Rekonstruktion des Chores XVe siècle (≈ 1550)
Nach Schäden am Hundertjährigen Krieg.
Fin XVIe - début XVIIe siècle
Choraufstellung
Choraufstellung Fin XVIe - début XVIIe siècle (≈ 1725)
Nach den Religionskriegen.
1990
Einstufung und Registrierung
Einstufung und Registrierung 1990 (≈ 1990)
Schutz für historische Denkmäler.
Aujourd'hui
Aujourd'hui
Aujourd'hui Aujourd'hui (≈ 2025)
Position de référence.
Kulturgüter
Westliche Fassade (Sache D 1667): bis zum 7. Mai 1990; Kirche, mit Ausnahme eines klassifizierten Teils (Sache D 1667): Registrierung bis zum 7. Mai 1990
Kennzahlen
Saint Laurent - Christian Martyr
Patron der Kirche vertreten.
Ursprung und Geschichte
Die Kirche Saint Lawrence in Sainte-Soulle in Charente-Maritime ist ein katholisches Gebäude, das dem christlichen Märtyrer Saint Laurent gewidmet ist. Seine Konstruktion fand hauptsächlich zwischen dem 12. und 16. Jahrhundert statt, in der ehemaligen Provinz Aunis. Das gegenwärtige Gebäude besteht aus einem romanischen Kirchenschiff nach Westen (XIII Jahrhundert), das von einem teilweise 11. Jahrhundert durchquert wurde, und einem gotischen Teil des 16. Jahrhunderts, erweitert durch einen rechteckigen Chor. Die Westfassade verfügt über ein vierteiliges Warhead-Portal, das von einem Fenster in der Mitte des Hangers überragt und mit einem modernen Pediment gekrönt wird.

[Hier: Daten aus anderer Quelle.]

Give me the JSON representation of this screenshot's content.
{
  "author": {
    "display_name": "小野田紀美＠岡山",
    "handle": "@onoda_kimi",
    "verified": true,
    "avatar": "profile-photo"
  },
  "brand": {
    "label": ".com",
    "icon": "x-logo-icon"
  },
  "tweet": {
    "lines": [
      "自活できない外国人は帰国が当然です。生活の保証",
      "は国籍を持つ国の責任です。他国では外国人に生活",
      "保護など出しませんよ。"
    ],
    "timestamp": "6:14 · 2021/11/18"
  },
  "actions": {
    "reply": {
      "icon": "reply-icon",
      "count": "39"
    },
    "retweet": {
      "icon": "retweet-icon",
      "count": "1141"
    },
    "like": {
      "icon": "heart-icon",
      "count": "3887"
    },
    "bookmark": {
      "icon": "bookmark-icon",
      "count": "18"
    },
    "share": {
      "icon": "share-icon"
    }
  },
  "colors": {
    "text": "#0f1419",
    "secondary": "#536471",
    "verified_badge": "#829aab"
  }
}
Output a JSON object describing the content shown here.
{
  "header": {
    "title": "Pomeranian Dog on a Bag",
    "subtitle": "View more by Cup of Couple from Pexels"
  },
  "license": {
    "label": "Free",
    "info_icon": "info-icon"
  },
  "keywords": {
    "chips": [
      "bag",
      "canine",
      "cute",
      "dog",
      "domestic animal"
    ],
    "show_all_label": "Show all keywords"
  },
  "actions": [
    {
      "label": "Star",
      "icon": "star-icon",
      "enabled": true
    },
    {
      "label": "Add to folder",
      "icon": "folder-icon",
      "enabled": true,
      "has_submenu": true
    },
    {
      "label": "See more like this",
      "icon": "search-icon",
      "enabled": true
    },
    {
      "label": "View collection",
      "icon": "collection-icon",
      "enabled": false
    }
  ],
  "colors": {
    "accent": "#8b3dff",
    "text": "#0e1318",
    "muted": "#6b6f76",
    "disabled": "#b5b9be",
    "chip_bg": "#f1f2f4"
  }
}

Der östliche Teil der Kirche erlitt große Schäden während des Hundertjährigen Krieges, was zur Rekonstruktion des Chores im 15. Jahrhundert führte. Letzteres wurde wahrscheinlich während der Religionskriege abgerissen und dann zwischen dem späten 16. und frühen 17. Jahrhundert aufgewachsen. Das transept, das älteste Element, bewahrt ein quadratisches Kreuz mit achteckiger Kuppel an Stämmen, verziert mit geschnitzten Kapitals. Im Inneren schmücken zwei Squatting-Alanten die Rückseite der Fassade, während ein Altarbild des Martyriums von Saint Laurent das zentrale Wandfenster des Flachbettes bedeckt.
Die Kirche, die 1990 als historische Monumente gelistet ist, illustriert mittelalterliche architektonische Entwicklungen, mischt romanische Einflüsse (Westtor, Hauptstadt) und Gotik (Ostschiff, Arkaden). Seine nach Süden gerichtete Treppe und Modillons bezeugen ihr reiches skulpturales Erbe. Historische Konflikte, einschließlich der Religionskriege, markierten ihre Entwicklung, wie die aufeinanderfolgenden Rekonstruktionen des Chores belegen.